You can encrypt storage spaces. The data in encrypted storage spaces is unintelligible without the encryption key. Encrypting storage spaces is an effective way to protect sensitive information that is stored on disk.

You must have IBM® Global Security Kit (GSKit) installed to enable storage space encryption. GSKit is installed by default when you install the database server.

Before you can enable storage space encryption, you must use the onkstore utility to create a keystore file. There are several types of keystore files. A “local” keystore contains the key used by the database server for storage space encryption. An “AWS” keystore file contains credentials that are used to retrieve an encryption key from an Amazon Web Services account.

See The onkstore utility for information on creating and managing keystore files.

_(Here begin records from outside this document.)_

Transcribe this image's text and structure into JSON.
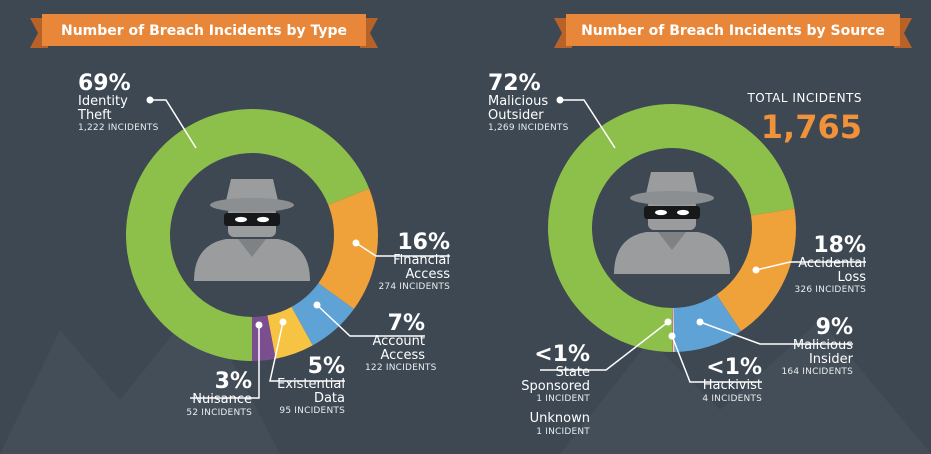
{
  "chart_data": [
    {
      "type": "pie",
      "title": "Number of Breach Incidents by Type",
      "categories": [
        "Identity Theft",
        "Financial Access",
        "Account Access",
        "Existential Data",
        "Nuisance"
      ],
      "values": [
        69,
        16,
        7,
        5,
        3
      ],
      "value_labels": [
        "69%",
        "16%",
        "7%",
        "5%",
        "3%"
      ],
      "incident_labels": [
        "1,222 INCIDENTS",
        "274 INCIDENTS",
        "122 INCIDENTS",
        "95 INCIDENTS",
        "52 INCIDENTS"
      ],
      "colors": [
        "#8dc04b",
        "#f0a23a",
        "#5fa3d6",
        "#f6c342",
        "#7b4f8f"
      ]
    },
    {
      "type": "pie",
      "title": "Number of Breach Incidents by Source",
      "categories": [
        "Malicious Outsider",
        "Accidental Loss",
        "Malicious Insider",
        "Hackivist",
        "State Sponsored",
        "Unknown"
      ],
      "values": [
        72,
        18,
        9,
        0.2,
        0.06,
        0.06
      ],
      "value_labels": [
        "72%",
        "18%",
        "9%",
        "<1%",
        "<1%",
        null
      ],
      "incident_labels": [
        "1,269 INCIDENTS",
        "326 INCIDENTS",
        "164 INCIDENTS",
        "4 INCIDENTS",
        "1 INCIDENT",
        "1 INCIDENT"
      ],
      "colors": [
        "#8dc04b",
        "#f0a23a",
        "#5fa3d6",
        "#d9dde0",
        "#c0392b",
        "#f6c342"
      ],
      "total_title": "TOTAL INCIDENTS",
      "total": {
        "value": 1765,
        "label": "1,765"
      }
    }
  ]
}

Once you have created and verified your keystore file, you enable storage space encryption by setting the DISK_ENCRYPTION configuration parameter and restarting the database server. The value of the DISK_ENCRYPTION parameter is a comma-separated list of attributes, one of which points to your keystore file. For example:
DISK_ENCRYPTION keystore=/work/ifmx/keystores/my_ks,cipher=aes192

See The DISK_ENCRYPTION configuration parameter for information on setting this important value correctly.

Each storage space is encrypted separately with its own encryption key. By default, the encryption cipher is set to AES with 128-bit keys. You can specify a stronger encryption key by including the cipher option in the DISK_ENCRYPTION configuration parameter value.

Any storage space that you create when storage space encryption is enabled is automatically encrypted, unless you explicitly specify to create it as unencrypted. If you initialize a new database server before setting the DISK_ENCRYPTION configuration parameter, the root dbspace is not encrypted. You can, however, encrypt unencrypted storage spaces, including the root dbspace, by running a restore that encrypts the spaces.

Keystore Files May Be Shared

Once you have a valid keystore file, whether a local or network type, it can be used with any number of IDS instances. You are not required to create a new keystore file for an HDR secondary, for example. It can utilize a copy of the keystore file (along with any associated stash file) from the primary, or an entirely different keystore file. There is no forced connection between the encryption keys used for a primary node and HDR or RSS secondaries. However, an SDS secondary must use the same keystore file used by its primary, since they are reading from the same disk. That file may be a duplicate or the same inode, as long as the contents are identical between the file used by the primary and the one used by the SDS secondary.